The red light works on animals.

UCL researchers had previously conducted experiments in which they found that exposing the eyes of mice, bumblebees and flies to 670 nanometres of deep red light significantly improved their vision.

Mitochondria have specific light absorption characteristics that influence their performance: longer wavelengths, ranging from 650 to 1000 nanometers, are absorbed and improve the performance of mitochondria to increase energy production,” explains Professor Jeffery.

Conclusive human trials.

The researchers then turned their attention to human subjects. This series of experiments involved 24 healthy participants, aged 28 to 72, who were examined at the beginning of the study. The aim was to test the sensitivity of the retinal rods, which manage peripheral vision and low-light scenarios, and its cones, which are used for colour vision.

All subjects were given a small LED flashlight that emits a deep red beam of 670 nanometers, and were asked to examine it for three minutes a day for two weeks. Follow-up testing revealed that the therapy had no impact on the youngest subjects, but provided significant benefits for those 40 years of age and older.

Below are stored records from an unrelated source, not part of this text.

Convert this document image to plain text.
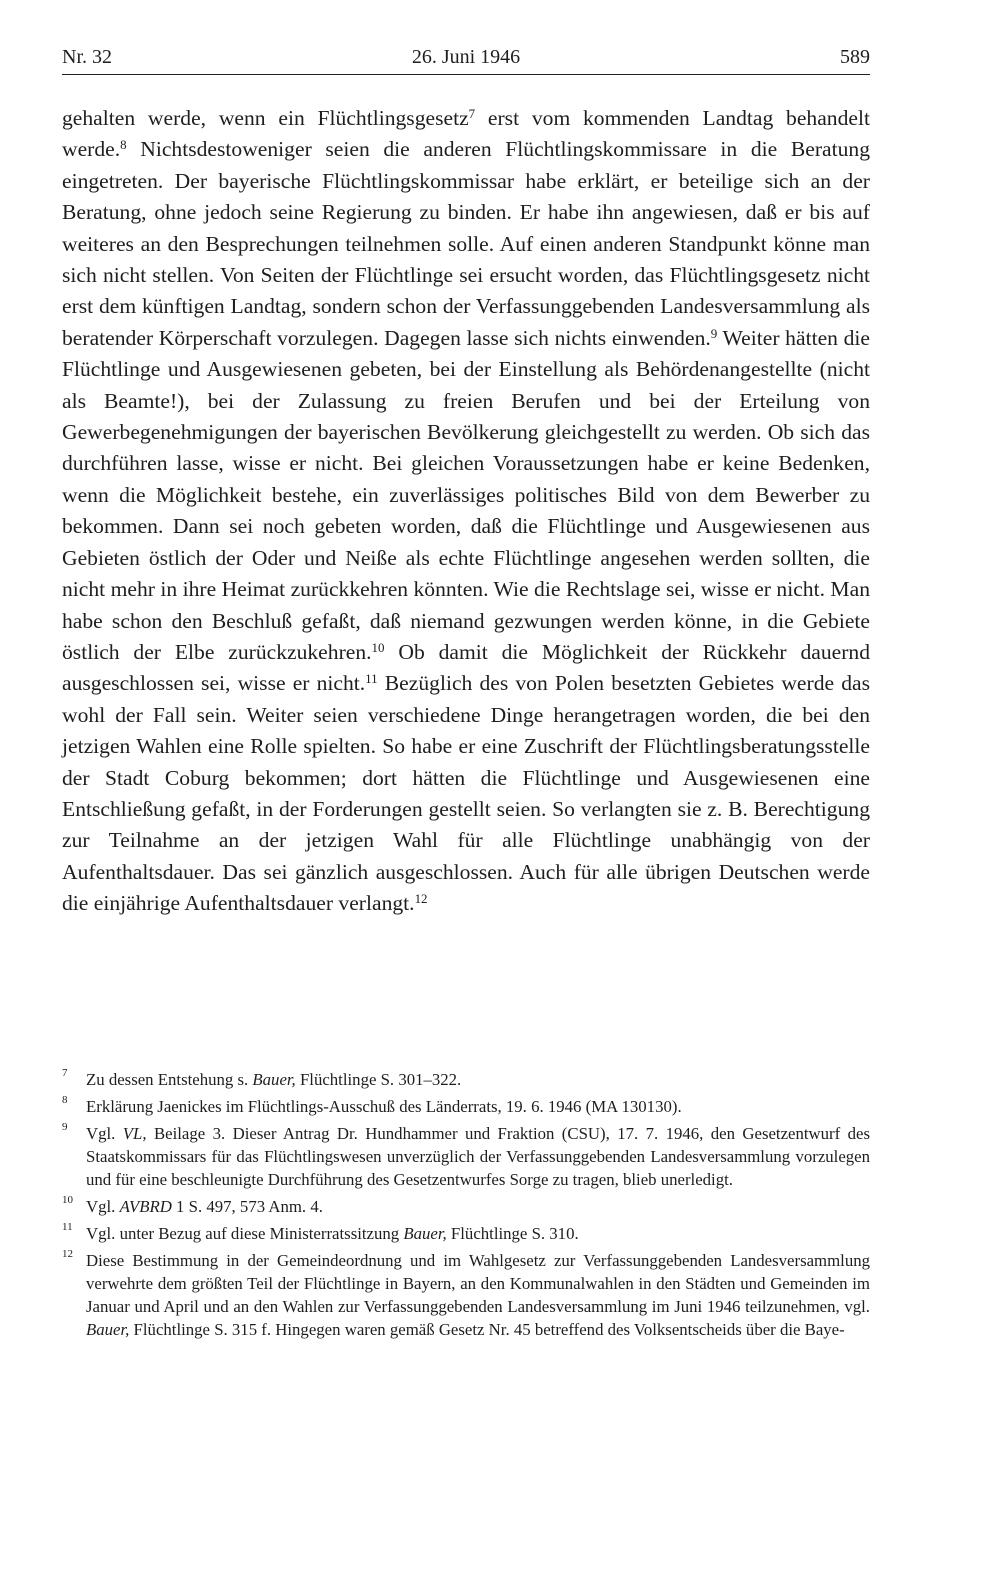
Nr. 32	26. Juni 1946	589

gehalten werde, wenn ein Flüchtlingsgesetz$^7$ erst vom kommenden Landtag behandelt werde.$^8$ Nichtsdestoweniger seien die anderen Flüchtlingskommissare in die Beratung eingetreten. Der bayerische Flüchtlingskommissar habe erklärt, er beteilige sich an der Beratung, ohne jedoch seine Regierung zu binden. Er habe ihn angewiesen, daß er bis auf weiteres an den Besprechungen teilnehmen solle. Auf einen anderen Standpunkt könne man sich nicht stellen. Von Seiten der Flüchtlinge sei ersucht worden, das Flüchtlingsgesetz nicht erst dem künftigen Landtag, sondern schon der Verfassunggebenden Landesversammlung als beratender Körperschaft vorzulegen. Dagegen lasse sich nichts einwenden.$^9$ Weiter hätten die Flüchtlinge und Ausgewiesenen gebeten, bei der Einstellung als Behördenangestellte (nicht als Beamte!), bei der Zulassung zu freien Berufen und bei der Erteilung von Gewerbegenehmigungen der bayerischen Bevölkerung gleichgestellt zu werden. Ob sich das durchführen lasse, wisse er nicht. Bei gleichen Voraussetzungen habe er keine Bedenken, wenn die Möglichkeit bestehe, ein zuverlässiges politisches Bild von dem Bewerber zu bekommen. Dann sei noch gebeten worden, daß die Flüchtlinge und Ausgewiesenen aus Gebieten östlich der Oder und Neiße als echte Flüchtlinge angesehen werden sollten, die nicht mehr in ihre Heimat zurückkehren könnten. Wie die Rechtslage sei, wisse er nicht. Man habe schon den Beschluß gefaßt, daß niemand gezwungen werden könne, in die Gebiete östlich der Elbe zurückzukehren.$^{10}$ Ob damit die Möglichkeit der Rückkehr dauernd ausgeschlossen sei, wisse er nicht.$^{11}$ Bezüglich des von Polen besetzten Gebietes werde das wohl der Fall sein. Weiter seien verschiedene Dinge herangetragen worden, die bei den jetzigen Wahlen eine Rolle spielten. So habe er eine Zuschrift der Flüchtlingsberatungsstelle der Stadt Coburg bekommen; dort hätten die Flüchtlinge und Ausgewiesenen eine Entschließung gefaßt, in der Forderungen gestellt seien. So verlangten sie z. B. Berechtigung zur Teilnahme an der jetzigen Wahl für alle Flüchtlinge unabhängig von der Aufenthaltsdauer. Das sei gänzlich ausgeschlossen. Auch für alle übrigen Deutschen werde die einjährige Aufenthaltsdauer verlangt.$^{12}$

7 Zu dessen Entstehung s. Bauer, Flüchtlinge S. 301–322.
8 Erklärung Jaenickes im Flüchtlings-Ausschuß des Länderrats, 19. 6. 1946 (MA 130130).
9 Vgl. VL, Beilage 3. Dieser Antrag Dr. Hundhammer und Fraktion (CSU), 17. 7. 1946, den Gesetzentwurf des Staatskommissars für das Flüchtlingswesen unverzüglich der Verfassunggebenden Landesversammlung vorzulegen und für eine beschleunigte Durchführung des Gesetzentwurfes Sorge zu tragen, blieb unerledigt.
10 Vgl. AVBRD 1 S. 497, 573 Anm. 4.
11 Vgl. unter Bezug auf diese Ministerratssitzung Bauer, Flüchtlinge S. 310.
12 Diese Bestimmung in der Gemeindeordnung und im Wahlgesetz zur Verfassunggebenden Landesversammlung verwehrte dem größten Teil der Flüchtlinge in Bayern, an den Kommunalwahlen in den Städten und Gemeinden im Januar und April und an den Wahlen zur Verfassunggebenden Landesversammlung im Juni 1946 teilzunehmen, vgl. Bauer, Flüchtlinge S. 315 f. Hingegen waren gemäß Gesetz Nr. 45 betreffend des Volksentscheids über die Baye-
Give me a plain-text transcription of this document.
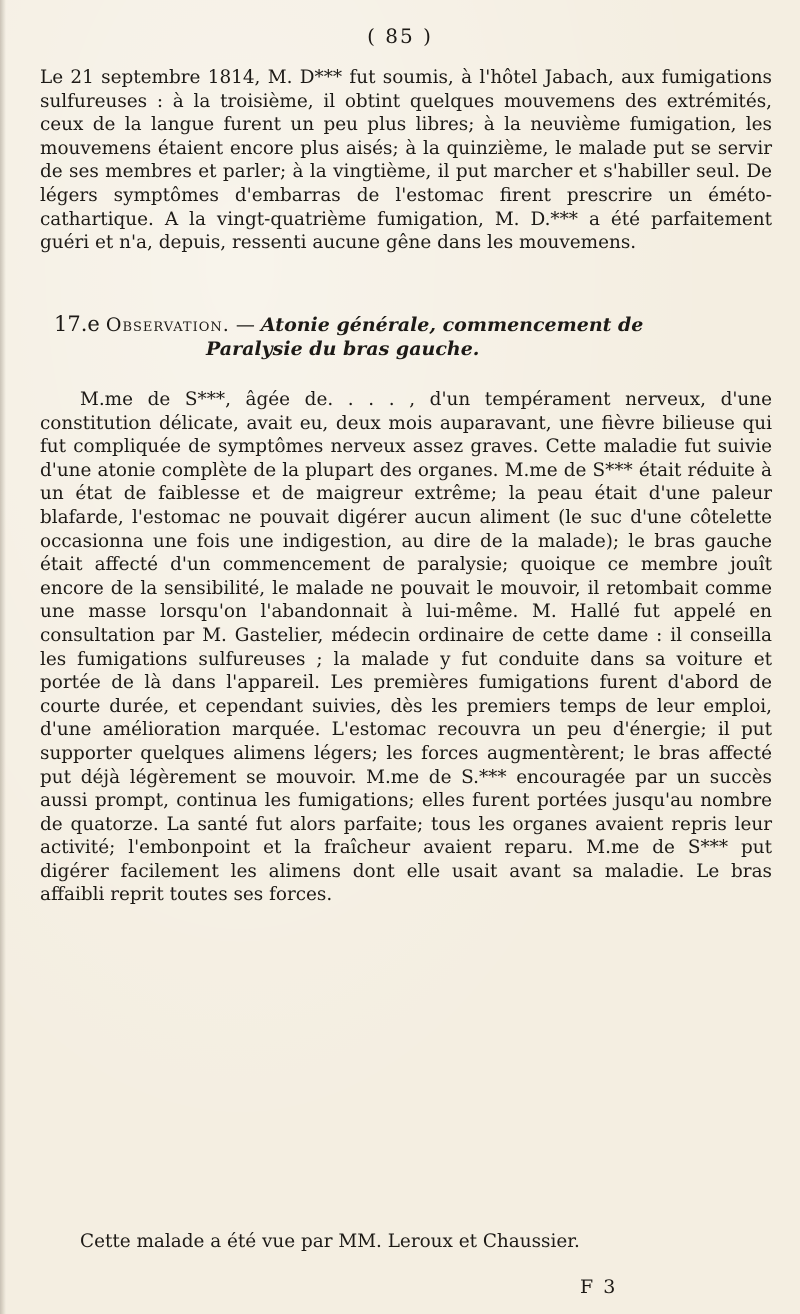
( 85 )

Le 21 septembre 1814, M. D*** fut soumis, à l'hôtel Jabach, aux fumigations sulfureuses : à la troisième, il obtint quelques mouvemens des extrémités, ceux de la langue furent un peu plus libres; à la neuvième fumigation, les mouvemens étaient encore plus aisés; à la quinzième, le malade put se servir de ses membres et parler; à la vingtième, il put marcher et s'habiller seul. De légers symptômes d'embarras de l'estomac firent prescrire un éméto-cathartique. A la vingt-quatrième fumigation, M. D.*** a été parfaitement guéri et n'a, depuis, ressenti aucune gêne dans les mouvemens.

17.e Observation. — Atonie générale, commencement de
Paralysie du bras gauche.

M.me de S***, âgée de. . . . , d'un tempérament nerveux, d'une constitution délicate, avait eu, deux mois auparavant, une fièvre bilieuse qui fut compliquée de symptômes nerveux assez graves. Cette maladie fut suivie d'une atonie complète de la plupart des organes. M.me de S*** était réduite à un état de faiblesse et de maigreur extrême; la peau était d'une paleur blafarde, l'estomac ne pouvait digérer aucun aliment (le suc d'une côtelette occasionna une fois une indigestion, au dire de la malade); le bras gauche était affecté d'un commencement de paralysie; quoique ce membre jouît encore de la sensibilité, le malade ne pouvait le mouvoir, il retombait comme une masse lorsqu'on l'abandonnait à lui-même. M. Hallé fut appelé en consultation par M. Gastelier, médecin ordinaire de cette dame : il conseilla les fumigations sulfureuses ; la malade y fut conduite dans sa voiture et portée de là dans l'appareil. Les premières fumigations furent d'abord de courte durée, et cependant suivies, dès les premiers temps de leur emploi, d'une amélioration marquée. L'estomac recouvra un peu d'énergie; il put supporter quelques alimens légers; les forces augmentèrent; le bras affecté put déjà légèrement se mouvoir. M.me de S.*** encouragée par un succès aussi prompt, continua les fumigations; elles furent portées jusqu'au nombre de quatorze. La santé fut alors parfaite; tous les organes avaient repris leur activité; l'embonpoint et la fraîcheur avaient reparu. M.me de S*** put digérer facilement les alimens dont elle usait avant sa maladie. Le bras affaibli reprit toutes ses forces.

Cette malade a été vue par MM. Leroux et Chaussier.

F 3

Good news and affordability.

The ability to detect colour improved by 20% in some of these subjects, with the most significant gains observed in the blue part of the spectrum, which is most likely to decline with age. Stick sensitivity was also significantly improved in individuals 40 years of age and older, but not to the same extent. This study was published in the Journals of Gerontology.

Our study shows that it is possible to significantly improve declining vision in older people by using simple brief exposures to the wavelengths of light that recharge the declining energy system in the cells of the retina, much like recharging a battery,” says Jeffery. “The technology is simple and very safe, using deep red light of a specific wavelength, which is absorbed by the mitochondria of the retina that provide energy for cell function. Our devices cost about 13 euros to manufacture, so the technology is very accessible to the public”.